Does that mean he's failed in his 'quest'? Not at all, because I'm pretty damn hard to scare anyway and his stories have touched me in other ways. (I agree on the point re: is it even possible to scare someone with a book. You can certainly create tension or even unease, but genuine horror, fright? I have my doubts.)
Is he a horror writer, though? Well, yes, in the sense that much of his work wears the robes and follows the tropes of horror (though not always too closely!)...but that's not all he is. There's often a literary quality about his work that some writers of literary fiction (which is, after all, really just another genre) would kill for a tenth part of.
For me, SK is primarily a writer who captures ordinary people wrapped up in extraordinary events. As such, he gets to one or several essential truths, and his worst 'bad guys' are usually human (arguably the worst 'bad guy' being a woman), and so to a greater or lesser extent his work sits outside of the mainstreams of genre.

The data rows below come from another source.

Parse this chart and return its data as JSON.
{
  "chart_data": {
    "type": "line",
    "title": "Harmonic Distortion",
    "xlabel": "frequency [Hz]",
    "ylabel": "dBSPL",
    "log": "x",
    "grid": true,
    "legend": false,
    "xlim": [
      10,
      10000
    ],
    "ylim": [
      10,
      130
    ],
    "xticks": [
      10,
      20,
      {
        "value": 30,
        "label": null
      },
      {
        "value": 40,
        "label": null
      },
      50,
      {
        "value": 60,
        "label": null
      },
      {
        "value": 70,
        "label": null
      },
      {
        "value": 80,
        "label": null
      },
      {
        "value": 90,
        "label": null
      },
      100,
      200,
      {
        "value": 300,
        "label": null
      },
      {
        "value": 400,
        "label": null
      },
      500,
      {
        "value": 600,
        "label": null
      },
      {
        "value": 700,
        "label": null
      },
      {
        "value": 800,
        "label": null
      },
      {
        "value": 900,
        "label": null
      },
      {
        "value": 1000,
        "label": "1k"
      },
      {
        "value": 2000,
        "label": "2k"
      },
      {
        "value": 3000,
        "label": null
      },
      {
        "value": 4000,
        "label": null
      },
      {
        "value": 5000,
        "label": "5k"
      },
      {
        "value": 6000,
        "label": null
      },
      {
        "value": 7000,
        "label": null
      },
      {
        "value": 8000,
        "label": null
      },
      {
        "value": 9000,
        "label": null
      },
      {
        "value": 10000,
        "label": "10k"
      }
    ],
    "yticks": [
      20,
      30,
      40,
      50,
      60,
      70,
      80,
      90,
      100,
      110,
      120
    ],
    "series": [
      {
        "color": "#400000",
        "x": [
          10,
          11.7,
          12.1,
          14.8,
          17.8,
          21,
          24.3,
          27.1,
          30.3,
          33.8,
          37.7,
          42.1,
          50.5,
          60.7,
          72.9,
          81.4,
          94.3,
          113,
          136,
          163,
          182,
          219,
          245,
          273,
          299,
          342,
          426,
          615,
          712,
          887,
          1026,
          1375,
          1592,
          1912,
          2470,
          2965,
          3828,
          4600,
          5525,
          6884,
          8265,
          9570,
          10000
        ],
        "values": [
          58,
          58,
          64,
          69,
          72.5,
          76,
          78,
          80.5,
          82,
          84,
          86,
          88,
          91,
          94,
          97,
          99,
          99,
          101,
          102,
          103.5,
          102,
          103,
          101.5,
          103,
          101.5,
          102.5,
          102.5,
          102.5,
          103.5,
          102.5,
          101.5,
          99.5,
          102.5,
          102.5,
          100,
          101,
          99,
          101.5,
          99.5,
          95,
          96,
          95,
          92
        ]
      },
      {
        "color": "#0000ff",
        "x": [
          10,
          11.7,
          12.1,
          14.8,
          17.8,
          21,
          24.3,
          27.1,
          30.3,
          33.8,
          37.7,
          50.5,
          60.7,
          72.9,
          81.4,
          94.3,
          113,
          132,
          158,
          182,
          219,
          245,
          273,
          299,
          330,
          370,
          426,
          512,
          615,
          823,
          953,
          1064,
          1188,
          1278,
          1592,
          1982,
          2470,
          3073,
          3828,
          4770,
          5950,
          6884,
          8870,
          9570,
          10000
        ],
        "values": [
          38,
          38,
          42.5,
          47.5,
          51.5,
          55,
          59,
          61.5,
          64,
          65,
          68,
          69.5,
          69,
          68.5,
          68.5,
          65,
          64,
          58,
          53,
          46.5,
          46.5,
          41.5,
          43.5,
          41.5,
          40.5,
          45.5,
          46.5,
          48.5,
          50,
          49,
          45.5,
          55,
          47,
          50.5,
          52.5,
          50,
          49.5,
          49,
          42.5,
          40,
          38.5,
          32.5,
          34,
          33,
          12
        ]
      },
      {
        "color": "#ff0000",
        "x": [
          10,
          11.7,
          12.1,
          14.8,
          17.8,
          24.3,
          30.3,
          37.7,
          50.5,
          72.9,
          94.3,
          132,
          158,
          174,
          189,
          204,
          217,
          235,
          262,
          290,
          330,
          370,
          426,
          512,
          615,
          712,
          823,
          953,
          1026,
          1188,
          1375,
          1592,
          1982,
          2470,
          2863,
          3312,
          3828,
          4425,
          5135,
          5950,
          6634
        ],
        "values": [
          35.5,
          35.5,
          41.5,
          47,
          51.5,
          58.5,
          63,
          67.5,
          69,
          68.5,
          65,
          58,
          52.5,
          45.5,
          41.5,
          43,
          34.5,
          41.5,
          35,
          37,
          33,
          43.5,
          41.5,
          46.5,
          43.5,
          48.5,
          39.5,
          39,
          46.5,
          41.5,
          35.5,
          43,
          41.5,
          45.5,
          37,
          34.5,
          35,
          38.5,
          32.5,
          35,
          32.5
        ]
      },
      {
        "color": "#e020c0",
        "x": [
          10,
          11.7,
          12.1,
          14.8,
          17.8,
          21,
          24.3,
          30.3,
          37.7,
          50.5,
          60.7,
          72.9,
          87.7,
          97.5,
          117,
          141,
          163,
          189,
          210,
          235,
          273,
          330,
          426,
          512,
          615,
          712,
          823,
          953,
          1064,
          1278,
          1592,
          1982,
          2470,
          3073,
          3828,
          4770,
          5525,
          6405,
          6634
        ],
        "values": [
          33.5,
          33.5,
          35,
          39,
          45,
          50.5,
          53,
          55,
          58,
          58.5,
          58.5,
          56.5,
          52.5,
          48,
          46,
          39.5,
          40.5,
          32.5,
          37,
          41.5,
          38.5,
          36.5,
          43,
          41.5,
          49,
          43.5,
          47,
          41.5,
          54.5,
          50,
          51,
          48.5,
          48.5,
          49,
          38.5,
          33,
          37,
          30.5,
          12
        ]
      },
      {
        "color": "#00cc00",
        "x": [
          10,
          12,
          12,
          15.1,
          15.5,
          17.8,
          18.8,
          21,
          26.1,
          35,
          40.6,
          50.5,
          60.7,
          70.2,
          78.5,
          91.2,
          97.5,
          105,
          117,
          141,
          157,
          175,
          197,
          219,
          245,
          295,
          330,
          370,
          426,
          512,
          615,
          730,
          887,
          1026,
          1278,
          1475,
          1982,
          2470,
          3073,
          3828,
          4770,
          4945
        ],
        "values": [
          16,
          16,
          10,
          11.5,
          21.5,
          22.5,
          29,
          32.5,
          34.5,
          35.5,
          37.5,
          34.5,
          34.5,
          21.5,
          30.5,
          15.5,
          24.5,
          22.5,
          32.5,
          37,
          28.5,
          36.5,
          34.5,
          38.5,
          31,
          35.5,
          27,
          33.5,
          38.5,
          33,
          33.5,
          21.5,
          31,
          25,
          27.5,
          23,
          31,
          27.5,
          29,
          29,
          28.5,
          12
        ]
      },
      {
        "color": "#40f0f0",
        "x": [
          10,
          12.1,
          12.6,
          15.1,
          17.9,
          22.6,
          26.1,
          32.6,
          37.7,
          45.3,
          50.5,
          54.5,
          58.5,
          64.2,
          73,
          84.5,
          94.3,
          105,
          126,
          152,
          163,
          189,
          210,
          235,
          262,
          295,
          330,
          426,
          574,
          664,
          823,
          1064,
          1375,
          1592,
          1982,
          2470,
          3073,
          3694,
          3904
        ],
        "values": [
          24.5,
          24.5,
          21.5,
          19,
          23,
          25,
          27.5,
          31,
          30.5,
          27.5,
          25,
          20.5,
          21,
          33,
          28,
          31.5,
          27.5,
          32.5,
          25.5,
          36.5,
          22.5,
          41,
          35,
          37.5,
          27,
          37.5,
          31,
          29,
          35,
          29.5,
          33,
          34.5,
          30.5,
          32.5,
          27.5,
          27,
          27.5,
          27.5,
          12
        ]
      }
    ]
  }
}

If you like, his stories bend genre(s) to their (or his) will rather than allowing themselves to be bent by the rules and restrictions of genre, and it's for that reason that I think SK will go down as one of the great American writers - and a key figure in the English (language) literary canon. (Where 'literary' is used in the broad sense of 'all literature', rather than the more narrow one of 'writer of literary fiction' - if there really is such a beast. Even Austen was basically a writer of romance.)